Wednesday, July 16, 2008

Cluster Munitions “Free Zone” (Nearly): Is an Old Bellwether Setting a New Pace?

First a quick quiz:

At the Battle of Gettysburg (July 1-3, 1864), what state’s XX regiment held off repeated Confederate Army efforts to seize the critical terrain complex known as Big and Little Round Tops?

Which State has as its the motto, “I lead”?

Which of the current Atlantic Ocean states whose land mass was part of the British North American Empire did not rebel against King George III?

Wait! Amend that third question to read: “What state took the lead as the first in the nation to have all members – Republican and Democrat, senators and representatives – of its congressional delegation (endorse the Cluster Munitions Civilian Protection Act of 2007 (S.519) in defiance of President George Bush II?”

(The Cluster Munitions Civilian Protection Act of 2007 prohibits the use, sale, or other transfer of these weapons unless the functional rate of the submunition is 99 percent or higher. The proposed legislation, sponsored by Senator Dianne Feinstein (not of Maine), also requires recipients of these weapons to agree that the munitions “will only be used against clearly defined military targets and will not be used where civilians are known to be present or in areas normally inhabited by civilians.”

The U.S. was not among the 111 countries that met in Dublin earlier this year and agreed on the need for a treaty banning cluster munitions. Nor will it be present when the draft treaty is reviewed and opened for signatures in December in Oslo.

But the first crack in the resistance to abolishing this weapon has appeared in the U.S. in Maine (the answer to the quiz). Once before we were asked to “Remember the Maine,” which became the rallying cry of the pro-war political faction seeking to dislodge the Spanish from Cuba.

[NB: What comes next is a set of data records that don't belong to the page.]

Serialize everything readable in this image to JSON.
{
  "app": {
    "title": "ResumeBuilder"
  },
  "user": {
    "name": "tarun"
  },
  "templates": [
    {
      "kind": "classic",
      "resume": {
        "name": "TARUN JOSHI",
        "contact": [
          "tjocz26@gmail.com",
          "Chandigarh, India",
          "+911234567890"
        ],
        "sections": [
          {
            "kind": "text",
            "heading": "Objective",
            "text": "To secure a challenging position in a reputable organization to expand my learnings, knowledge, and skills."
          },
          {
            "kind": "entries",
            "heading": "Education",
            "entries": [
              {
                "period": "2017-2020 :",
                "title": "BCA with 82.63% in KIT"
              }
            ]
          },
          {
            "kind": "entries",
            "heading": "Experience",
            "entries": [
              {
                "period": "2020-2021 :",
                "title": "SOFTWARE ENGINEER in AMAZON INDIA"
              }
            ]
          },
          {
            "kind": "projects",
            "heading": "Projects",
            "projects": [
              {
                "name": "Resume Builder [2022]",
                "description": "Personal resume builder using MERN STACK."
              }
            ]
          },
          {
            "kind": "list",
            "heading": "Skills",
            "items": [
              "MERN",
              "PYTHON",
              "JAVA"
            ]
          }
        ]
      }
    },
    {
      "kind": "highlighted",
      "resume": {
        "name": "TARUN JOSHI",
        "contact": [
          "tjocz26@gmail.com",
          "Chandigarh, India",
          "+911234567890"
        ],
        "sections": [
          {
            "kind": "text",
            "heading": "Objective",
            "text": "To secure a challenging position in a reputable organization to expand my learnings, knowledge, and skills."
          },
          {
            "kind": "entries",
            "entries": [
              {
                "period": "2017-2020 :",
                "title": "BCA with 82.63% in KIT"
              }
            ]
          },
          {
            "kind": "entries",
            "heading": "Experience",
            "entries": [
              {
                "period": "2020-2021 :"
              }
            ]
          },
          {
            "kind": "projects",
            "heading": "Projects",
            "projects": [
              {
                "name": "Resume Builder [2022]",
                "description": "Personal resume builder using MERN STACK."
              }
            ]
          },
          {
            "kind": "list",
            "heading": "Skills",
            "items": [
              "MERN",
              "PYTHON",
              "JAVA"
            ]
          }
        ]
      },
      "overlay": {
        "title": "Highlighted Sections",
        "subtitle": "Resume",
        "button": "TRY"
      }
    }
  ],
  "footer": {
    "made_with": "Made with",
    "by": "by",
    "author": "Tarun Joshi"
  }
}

Well, now we have another reason to “Remember Maine” and to note also that for 19 of the 26 presidential election years between 1832and 1932, “As Maine goes, so goes the nation.” (During this period, Maine held elections for governor and other state-wide offices in September when the weather was milder. The party that captured the statehouse generally also won the White House in November.)